The fundamental issue is that hardly any apartments are being built, particularly in the affordable or mid-market segments that once provided accessible housing options. When new apartment projects do proceed, they're predominantly luxury developments targeting premium buyers, pushing median unit prices steadily upward. This creates a vicious cycle: as affordable apartment supply dwindles, competition intensifies for existing stock, driving prices higher and making units outperform houses not through abundance, but through scarcity.
Perth exemplifies this dynamic perfectly. With units now costing $618,000 compared to $938,000 for houses, apartments appear to offer a 66 per cent discount. Apartment prices are however growing at a faster rate. Both segments are experiencing acute supply shortages, with apartment construction particularly constrained by elevated development costs and land prices that have risen over 75 per cent since 2020. New apartment projects that do proceed focus on premium segments where margins can absorb these inflated costs, leaving the mainstream market undersupplied.

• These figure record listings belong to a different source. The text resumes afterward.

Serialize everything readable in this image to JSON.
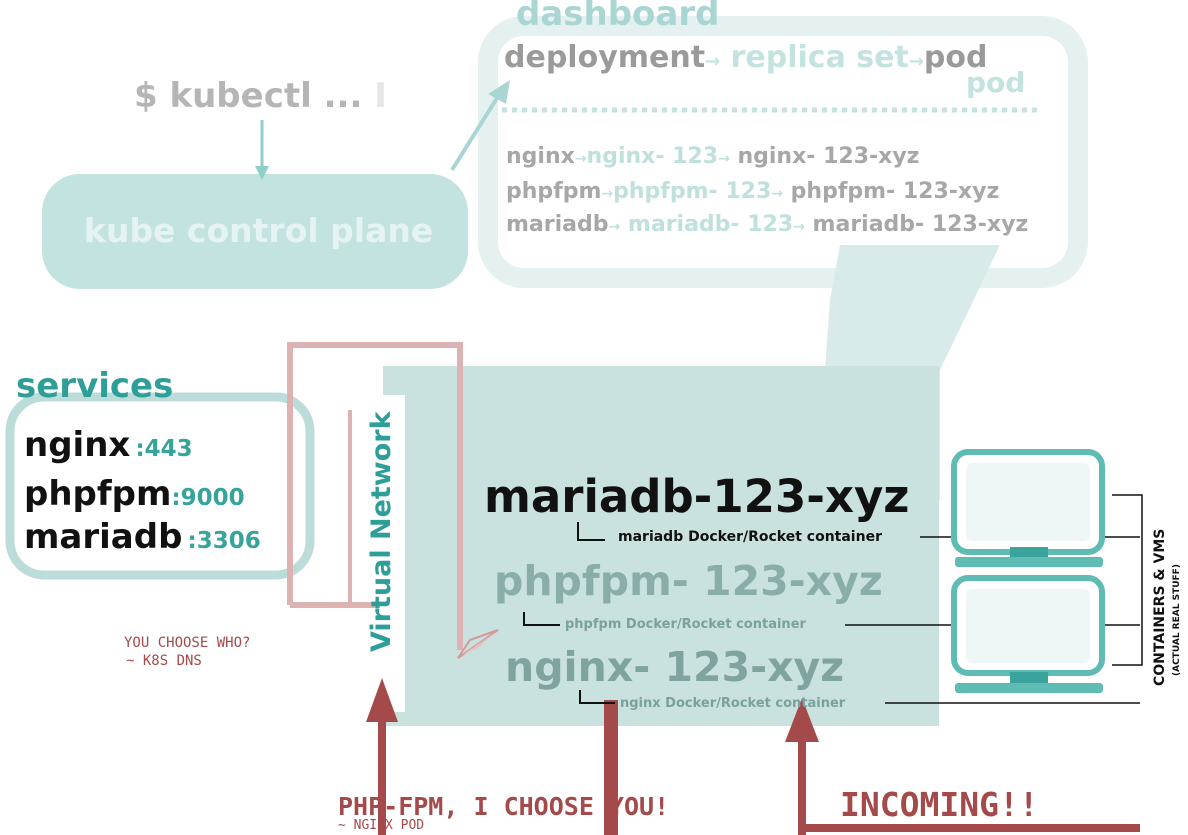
{
  "dashboard": {
    "title": "dashboard",
    "header": {
      "deployment": "deployment",
      "replica_set": "replica set",
      "pod": "pod",
      "pod_shadow": "pod",
      "arrow": "→"
    },
    "rows": [
      {
        "deployment": "nginx",
        "replica_set": "nginx- 123",
        "pod": "nginx- 123-xyz"
      },
      {
        "deployment": "phpfpm",
        "replica_set": "phpfpm- 123",
        "pod": "phpfpm- 123-xyz"
      },
      {
        "deployment": "mariadb",
        "replica_set": "mariadb- 123",
        "pod": "mariadb- 123-xyz"
      }
    ]
  },
  "kubectl": {
    "command": "$ kubectl ...",
    "cursor": "I"
  },
  "control_plane": {
    "label": "kube control plane"
  },
  "services": {
    "title": "services",
    "items": [
      {
        "name": "nginx",
        "port": ":443"
      },
      {
        "name": "phpfpm",
        "port": ":9000"
      },
      {
        "name": "mariadb",
        "port": ":3306"
      }
    ]
  },
  "virtual_network": {
    "label": "Virtual Network"
  },
  "pods": [
    {
      "name": "mariadb-123-xyz",
      "container": "mariadb Docker/Rocket container"
    },
    {
      "name": "phpfpm- 123-xyz",
      "container": "phpfpm Docker/Rocket container"
    },
    {
      "name": "nginx- 123-xyz",
      "container": "nginx Docker/Rocket container"
    }
  ],
  "machines": {
    "label": "CONTAINERS & VMS",
    "sub": "(ACTUAL REAL STUFF)"
  },
  "notes": {
    "dns_question": "YOU CHOOSE WHO?",
    "dns_answer": "~ K8S DNS",
    "php_choose": "PHP-FPM, I CHOOSE YOU!",
    "php_source": "~ NGINX POD",
    "incoming": "INCOMING!!"
  },
  "colors": {
    "teal": "#2e9e98",
    "teal_light": "#c6e2e0",
    "red": "#a44a4a",
    "red_light": "#ddb2b2"
  }
}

Adelaide demonstrates the longest-running impact of this supply shortage, with units outperforming houses since July 2024 across 12 consecutive months. Brisbane's more recent unit outperformance, beginning in early 2025, reflects the same pattern spreading to additional markets. The geographic concentration of this phenomenon - notably absent in Queensland's coastal markets - confirms it's specifically tied to acute supply-demand imbalances rather than broader market strength.
The apartment supply crisis is starkly illustrated by construction completion data, which shows apartment deliveries have plummeted by over 40 per cent from their peak. Australia completed approximately 75,000 apartments in 2024, down from a peak of over 125,000 units in 2016. Annual apartment completions have collapsed from over 97,000 in 2018 to just 58,913 in 2023, though 2024 showed a modest recovery to 64,869 units - still 33 per cent below peak levels. This supply drought explains why units are outperforming houses despite their traditional role as the more affordable option. With apartment construction operating at barely two-thirds of peak capacity while demand intensifies, the fundamental supply-demand equation has shifted dramatically.